My two primary targets were a wooden Wayfarer built in 1987 and a glass fibre Wayfarer World version built in 2004. An expert could have a long lesson about the advantages and the disadvantages of both wooden and glass fibre boats, but I can share bit of, what I have learned. Wooden dinghies are weaker when colliding with a rock. Yet, wood is a warm and beautiful material, especially if maintained properly. If you keep it protected from sunshine and water, the needed maintenance is lesser. In case of Wayfarers, glass fibre boats represent newer boat generations with many practical improvements. Both World and Mark 4 have their advantages and disadvantages. One of the experts said, that nowadays Mark 4 is the most popular boat for racing. Most of the Wayfarers for sale are Mark 2 versions and they are not a bad option for either activity.
So, I flew to the United Kingdom and visited the two boats. My primary open question was, how spacious the old Wayfarer cockpit is, because it has a fixed aft storage tank, in contrast to World and Mark 4. Seeing a wooden Mark 1 made me become convinced, that it would be spacious enough for my family’s needs and that wood as a dinghy material is beautiful. Still, I wanted to see World version too, but despite its more modern design, it didn’t feel right for me.
I bought a Wayfarer Mark 1, which was in excellent condition. It was rigged for racing, that’s a good thing, because the blocks and the locks of racing boats are typically the best, that are available. The downside of racing boats is, that they usually lack features, that improve safety, like reefing lines on the main sail and furling genoa.
The experienced members of UK Wayfarer Association supported me remarkably, as they helped on the decision-making and shared many practical hints.
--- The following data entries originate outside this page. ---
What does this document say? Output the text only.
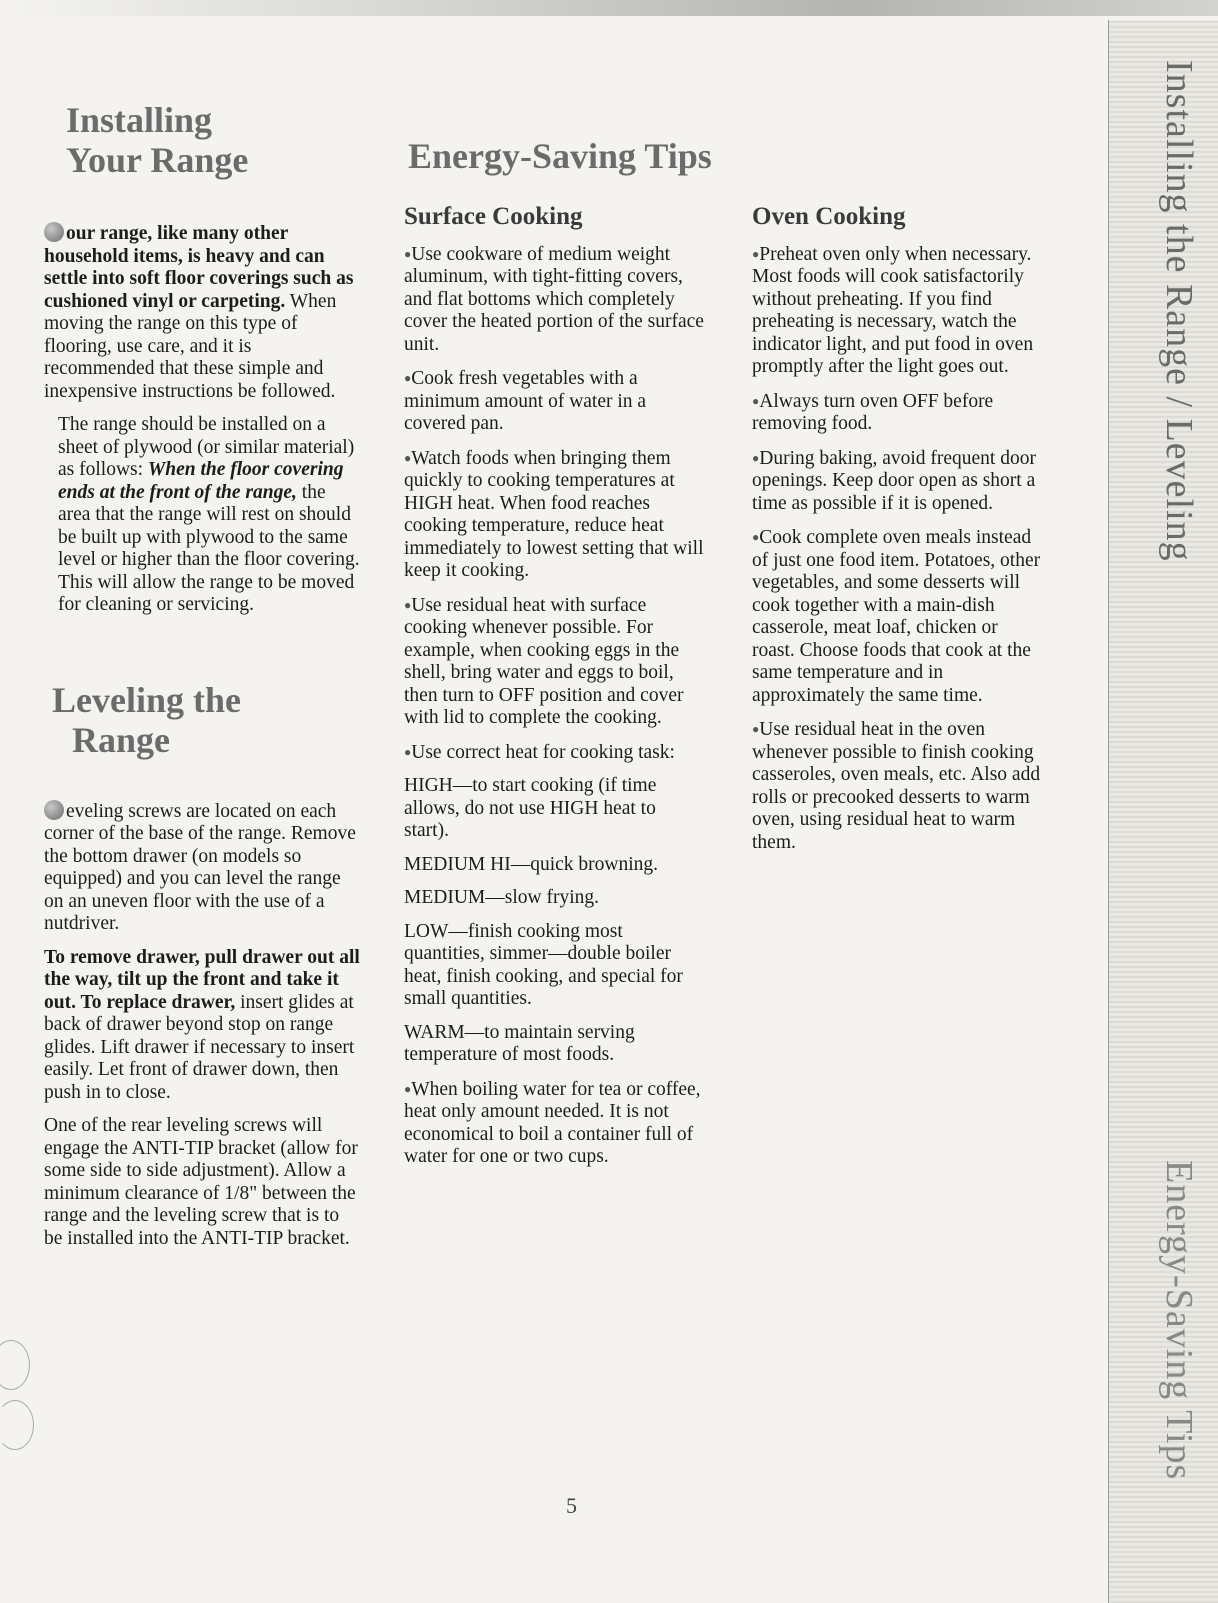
Installing the Range / Leveling
Energy-Saving Tips
Installing
Your Range

our range, like many other household items, is heavy and can settle into soft floor coverings such as cushioned vinyl or carpeting. When moving the range on this type of flooring, use care, and it is recommended that these simple and inexpensive instructions be followed.

The range should be installed on a sheet of plywood (or similar material) as follows: When the floor covering ends at the front of the range, the area that the range will rest on should be built up with plywood to the same level or higher than the floor covering. This will allow the range to be moved for cleaning or servicing.

Leveling the
Range

eveling screws are located on each corner of the base of the range. Remove the bottom drawer (on models so equipped) and you can level the range on an uneven floor with the use of a nutdriver.

To remove drawer, pull drawer out all the way, tilt up the front and take it out. To replace drawer, insert glides at back of drawer beyond stop on range glides. Lift drawer if necessary to insert easily. Let front of drawer down, then push in to close.

One of the rear leveling screws will engage the ANTI-TIP bracket (allow for some side to side adjustment). Allow a minimum clearance of 1/8" between the range and the leveling screw that is to be installed into the ANTI-TIP bracket.

Energy-Saving Tips
Surface Cooking

● Use cookware of medium weight aluminum, with tight-fitting covers, and flat bottoms which completely cover the heated portion of the surface unit.

● Cook fresh vegetables with a minimum amount of water in a covered pan.

● Watch foods when bringing them quickly to cooking temperatures at HIGH heat. When food reaches cooking temperature, reduce heat immediately to lowest setting that will keep it cooking.

● Use residual heat with surface cooking whenever possible. For example, when cooking eggs in the shell, bring water and eggs to boil, then turn to OFF position and cover with lid to complete the cooking.

● Use correct heat for cooking task:

HIGH—to start cooking (if time allows, do not use HIGH heat to start).

MEDIUM HI—quick browning.

MEDIUM—slow frying.

LOW—finish cooking most quantities, simmer—double boiler heat, finish cooking, and special for small quantities.

WARM—to maintain serving temperature of most foods.

● When boiling water for tea or coffee, heat only amount needed. It is not economical to boil a container full of water for one or two cups.

Oven Cooking

● Preheat oven only when necessary. Most foods will cook satisfactorily without preheating. If you find preheating is necessary, watch the indicator light, and put food in oven promptly after the light goes out.

● Always turn oven OFF before removing food.

● During baking, avoid frequent door openings. Keep door open as short a time as possible if it is opened.

● Cook complete oven meals instead of just one food item. Potatoes, other vegetables, and some desserts will cook together with a main-dish casserole, meat loaf, chicken or roast. Choose foods that cook at the same temperature and in approximately the same time.

● Use residual heat in the oven whenever possible to finish cooking casseroles, oven meals, etc. Also add rolls or precooked desserts to warm oven, using residual heat to warm them.

5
A big thank to them! They also recommended me a small business, called Aero Luff Spars, that converts old-style genoas to furling ones. That is a significant improvement, because you can adjust the sail area without changing the sails by standing on the foredeck. The owner of AeroLuffSpars made the changes in his workshop and I tried to help as much as I could. He turned the genoa into a furling one. I have to say, that I’m pleased for the customer-oriented business of the company.
The local sailors took care of towing the boat, that made me free from the headache related to registration and insurance matters. We towed the Wayfarer to Harwich port, where I left it bit concerned, hoping it wouldn’t get any damage from the shipment or moving.